For a classic rational implementation, you can emit rationals as you generate them. So for any rational that you wanted, you'd see it produced after a finite period of time. But you'd never emit an irrational. But for the construction of the reals, you'd never see anything. Even if you modified the process to emit rationals as it generated them, you'd wait forever - literally forever, not just "a really long time", before you'd see a single irrational number.
Thanks, Mark.
By the way, I just figured out that the infinite heap has the exact same characteristics as Cantor's Diagonal proof. That is, we can construct a number that does not exist within this heap.
Let's assume that an infinite heap exists. We could label each branch of the heap S0, S1, S2, ..., Sn. We could also label each node in the heap S0(0), S0(1), S0(2), ..., S1(0), S1(1), ..., Sn(n), Where the number in parentheses is the node or level of the path - starting at the bottom of the heap and counting upwards.
We can construct a number not in the heap by examining S0(0) and making its inverse the first number in our new number (i.e. if it is a 0 we start our new number with 1 and visa-versa), then we examine S1(1) and make its inverse our second number, and so on. This would make it impossible for us to find our newly constructed number in path S0, S1, S2, or in any of the paths S0 through Sn. Therefore we have a number that is not in our heap, but then again our heap contains all numbers. This is the same thing that Cantor's Diagonal argument showed.
So it's O(n lg n) to sort the list - and no O(n2) case like quicksort!
O(n2) quicksort is obsoleted by introsort, which uses heapsort rather than the traditional insertion sort for small subsets, and is mandated by the C++ STL standard; this "hybrid" algorithm outperforms heapsort and avoids quicksort's worst-case performance (which is unlikely with a properly engineered quicksort on real-life data, but is subject to exploit by DoS (denial of service) attacks). Note that there is a fast worst-case-linear selection algorithm (find the nth smallest element of a set -- a generalization of the priority problem) based on introsort. It's important for comp sci students to know about these algorithms, but professionals use templated code libraries such as STL that have been thoroughly engineered for performance and correctness.

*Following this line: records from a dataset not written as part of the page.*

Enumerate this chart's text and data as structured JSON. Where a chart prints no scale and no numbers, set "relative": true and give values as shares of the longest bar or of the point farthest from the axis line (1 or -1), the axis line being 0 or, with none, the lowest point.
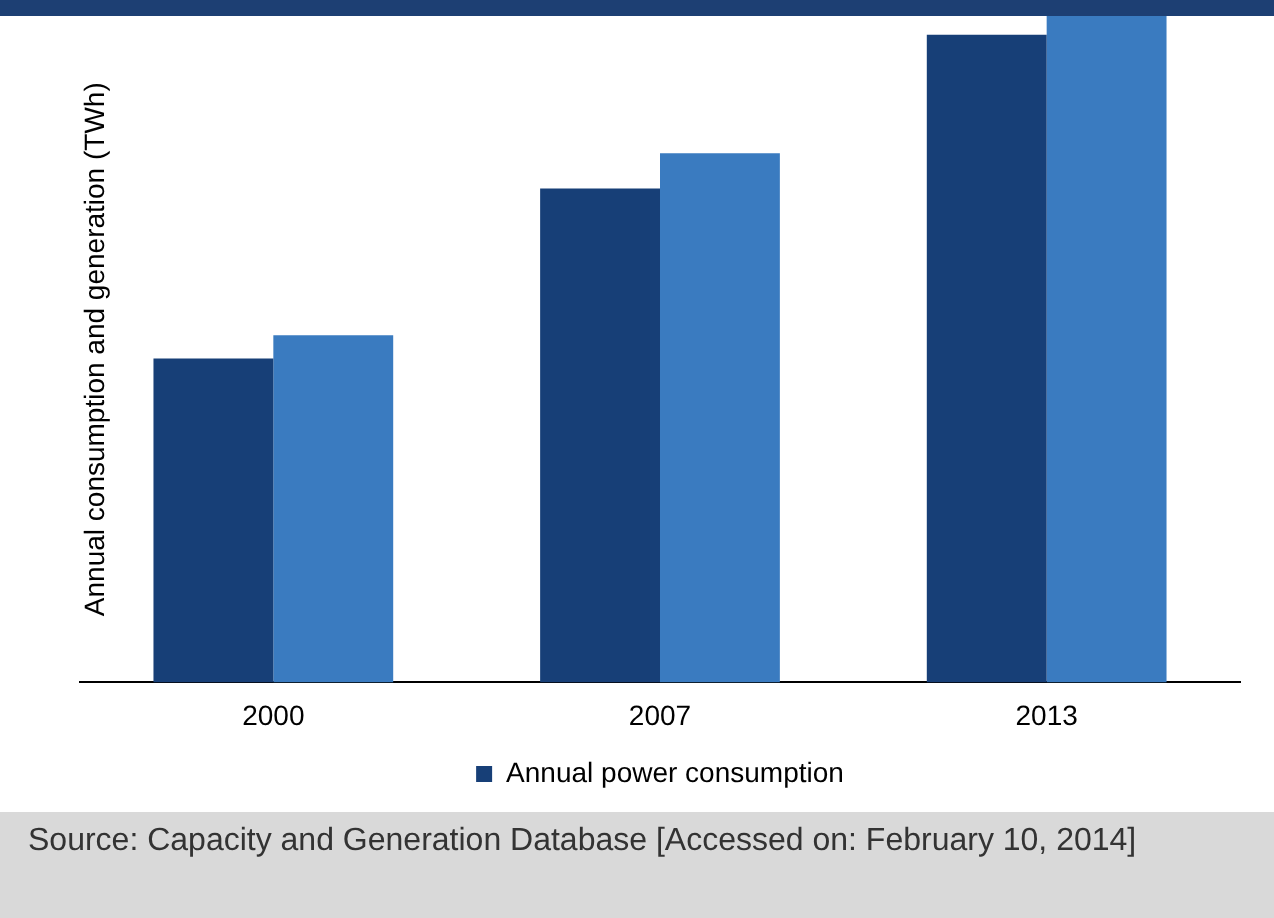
{
  "chart_data": {
    "type": "bar",
    "ylabel": "Annual consumption and generation (TWh)",
    "categories": [
      "2000",
      "2007",
      "2013"
    ],
    "relative": true,
    "legend": "bottom",
    "grid": false,
    "series": [
      {
        "name": "Annual power consumption",
        "color": "#173f77",
        "values": [
          0.486,
          0.741,
          0.972
        ]
      },
      {
        "color": "#3a7bc0",
        "values": [
          0.521,
          0.794,
          1
        ]
      }
    ],
    "annotations": [
      "Source: Capacity and Generation Database [Accessed on: February 10, 2014]"
    ]
  }
}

The arguement by the Internet posting is that this proves Cantor is wrong and shows that all numbers, even irrational numbers, can be placed in order and counted.
This "argument" is exactly equivalent to "I can imagine all the (binary representations of) the reals in order and countable, therefore that can be done", since this tree is simply a representation of an ordered list with prefixes coalesced.
Don't forget that Heaps, and by extension, priority queues are fundamental to many Graph algorithms (ie PFS, shortest path, etc)
Agree with ianam. If you don't know about introsort look it up, it's a great algo. It's faster than heapsort and almost as fast as quicksort. This does not make trees obsolete however. They have their uses. Great article Marc.